The Conjuring - 2013

This is one of the best horror films I have EVER seen, and I’m not exaggerating in the least. I’ve spent the better part of a week shaking my head and wondering how it took me THIS long to discover it. It feels like I need to do some kind of penance for my gross neglect. Now, I’ll try to briefly right my wrongs and pay it proper homage.


They don’t make ‘em like they used to,” is a phrase oft-repeated and even more often true. But not in this case. The Conjuring is not worse than the ones that have gone before it. In fact, it just might be the culmination of them all.


On the surface, critics could rightly deride The Conjuring for “not doing anything new.” But there’s a piece that they are missing. What it does so well is to smash together the films of decades past into its own new masterpiece. Put differently, this film is a hodgepodge, an amalgam of famed constituent parts. It meshes the haunted house tale trappings of Amityville Horror to the demonic possession fables which found their height in The Exorcist. Then, in key moments “down the stretch,” it even brings in modern horror storytelling a la found footage. See, it’s the climactic feat of 50 years of horror, and in that way alone, it is wholly NEW.


Enough with this argument. Let me change tacks. The director, James Wan, is just great at this type of filmmaking. He moves the camera so well, blocks shots to set up scares, and punctuates it all with a dynamic score. Moreover, this picture actually has A-list actors and interesting characters. Vera Farmiga and Patrick Wilson have been in our lives for nearly a decade now as the indomitable Ed and Lorraine Warren, a couple who somehow manage to be devout, sweetly loving, and tenacious in their quests inside a horror franchise! (We could add notes of detective adventures to the admixture mentioned above). Here they are joined by Lili Taylor, in a tour-de-force performance. But it’s not the actors alone. They are located inside a fabulous haunted house yarn of witches and suicides and cursed lands which feels inhabited and oddly believable.

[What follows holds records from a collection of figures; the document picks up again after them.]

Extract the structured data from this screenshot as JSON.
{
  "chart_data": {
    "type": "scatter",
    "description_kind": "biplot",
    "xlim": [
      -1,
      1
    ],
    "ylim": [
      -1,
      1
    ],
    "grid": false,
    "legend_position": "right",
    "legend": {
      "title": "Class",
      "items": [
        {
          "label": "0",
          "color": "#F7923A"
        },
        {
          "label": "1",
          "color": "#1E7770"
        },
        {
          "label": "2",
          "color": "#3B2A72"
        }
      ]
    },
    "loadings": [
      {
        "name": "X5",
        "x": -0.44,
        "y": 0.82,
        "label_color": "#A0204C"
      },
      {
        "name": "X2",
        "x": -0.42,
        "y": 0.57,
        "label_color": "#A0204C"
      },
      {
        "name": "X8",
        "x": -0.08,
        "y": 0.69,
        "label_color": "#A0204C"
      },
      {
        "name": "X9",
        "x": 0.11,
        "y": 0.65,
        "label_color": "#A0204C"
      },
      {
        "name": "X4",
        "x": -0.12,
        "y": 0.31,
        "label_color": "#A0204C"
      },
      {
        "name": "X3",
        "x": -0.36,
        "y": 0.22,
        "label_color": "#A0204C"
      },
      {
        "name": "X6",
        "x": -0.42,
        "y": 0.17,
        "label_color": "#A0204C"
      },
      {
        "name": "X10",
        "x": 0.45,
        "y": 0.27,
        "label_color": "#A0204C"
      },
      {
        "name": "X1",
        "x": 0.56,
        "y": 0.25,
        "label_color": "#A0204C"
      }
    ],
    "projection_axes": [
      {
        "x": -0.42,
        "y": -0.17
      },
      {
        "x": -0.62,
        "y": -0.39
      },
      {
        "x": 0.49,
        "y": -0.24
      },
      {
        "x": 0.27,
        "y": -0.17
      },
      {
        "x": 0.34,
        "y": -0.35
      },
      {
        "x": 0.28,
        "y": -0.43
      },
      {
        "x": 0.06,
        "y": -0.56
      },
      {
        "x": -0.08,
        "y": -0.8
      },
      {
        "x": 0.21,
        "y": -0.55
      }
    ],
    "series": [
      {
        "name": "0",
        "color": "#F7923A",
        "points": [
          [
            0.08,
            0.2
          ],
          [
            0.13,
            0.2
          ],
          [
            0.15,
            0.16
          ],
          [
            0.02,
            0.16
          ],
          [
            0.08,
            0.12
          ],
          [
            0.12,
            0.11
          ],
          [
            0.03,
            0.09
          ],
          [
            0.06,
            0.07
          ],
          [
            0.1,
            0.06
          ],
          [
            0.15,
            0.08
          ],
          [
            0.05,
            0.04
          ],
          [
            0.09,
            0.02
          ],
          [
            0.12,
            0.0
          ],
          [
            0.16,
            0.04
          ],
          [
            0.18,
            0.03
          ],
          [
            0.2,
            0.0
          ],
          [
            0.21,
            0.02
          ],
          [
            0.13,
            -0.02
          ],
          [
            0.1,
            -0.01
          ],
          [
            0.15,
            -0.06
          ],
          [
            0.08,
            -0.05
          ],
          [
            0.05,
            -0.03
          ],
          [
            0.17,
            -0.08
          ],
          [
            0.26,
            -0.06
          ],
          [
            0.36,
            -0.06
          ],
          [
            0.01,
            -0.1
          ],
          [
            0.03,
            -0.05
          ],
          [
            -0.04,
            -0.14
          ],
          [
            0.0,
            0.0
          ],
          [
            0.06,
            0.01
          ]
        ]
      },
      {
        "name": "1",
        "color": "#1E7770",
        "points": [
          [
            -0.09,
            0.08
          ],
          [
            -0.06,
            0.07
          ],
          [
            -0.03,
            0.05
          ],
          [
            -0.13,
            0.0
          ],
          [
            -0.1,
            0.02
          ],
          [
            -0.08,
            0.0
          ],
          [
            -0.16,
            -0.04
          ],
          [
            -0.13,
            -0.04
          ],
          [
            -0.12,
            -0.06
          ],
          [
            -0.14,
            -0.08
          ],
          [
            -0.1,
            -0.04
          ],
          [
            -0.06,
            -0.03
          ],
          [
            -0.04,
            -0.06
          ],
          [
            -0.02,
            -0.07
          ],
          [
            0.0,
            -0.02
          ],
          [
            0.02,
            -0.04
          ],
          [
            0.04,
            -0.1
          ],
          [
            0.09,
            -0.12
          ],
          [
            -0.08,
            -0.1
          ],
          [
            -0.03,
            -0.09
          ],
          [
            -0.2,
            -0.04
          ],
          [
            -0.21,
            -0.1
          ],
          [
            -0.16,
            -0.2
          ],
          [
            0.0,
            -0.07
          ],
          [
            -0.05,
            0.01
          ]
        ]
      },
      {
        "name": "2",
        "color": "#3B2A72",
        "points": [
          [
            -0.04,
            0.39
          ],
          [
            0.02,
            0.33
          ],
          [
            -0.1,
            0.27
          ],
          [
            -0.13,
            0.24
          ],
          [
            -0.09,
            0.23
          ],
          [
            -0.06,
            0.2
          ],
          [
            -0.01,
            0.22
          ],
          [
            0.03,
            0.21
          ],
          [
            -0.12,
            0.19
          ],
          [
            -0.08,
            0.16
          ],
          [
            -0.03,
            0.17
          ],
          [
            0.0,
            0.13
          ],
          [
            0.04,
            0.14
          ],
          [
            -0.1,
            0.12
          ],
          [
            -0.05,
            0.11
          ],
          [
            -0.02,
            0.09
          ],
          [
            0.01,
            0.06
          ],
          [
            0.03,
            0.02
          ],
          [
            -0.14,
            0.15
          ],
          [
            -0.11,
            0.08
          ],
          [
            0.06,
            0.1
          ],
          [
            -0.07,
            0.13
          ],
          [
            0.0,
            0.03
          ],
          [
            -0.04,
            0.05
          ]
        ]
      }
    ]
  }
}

One more thing deserves special mention. The Conjuring is scary as hell! It seems like an odd thing to say about a horror picture these days, but so many just AREN'T anymore. Or they force feed you terror by shock tactics or sheer visual bludgeoning (Wan does a little of that elsewhere, to be fair). Here, the story, the background, the characters and performances all set up the tension that the demon spikes home.


So, I return to the top. It’s simply one of the best in my eyes. Not even Ron Livingston’s preposterous mop can derail this masterpiece. The Conjuring was the vehicle that launched an entire franchise which consists of films that are (mostly) solid in their own right. Their continued success speaks all the more to the fabulous foundation built inside the original Perron household.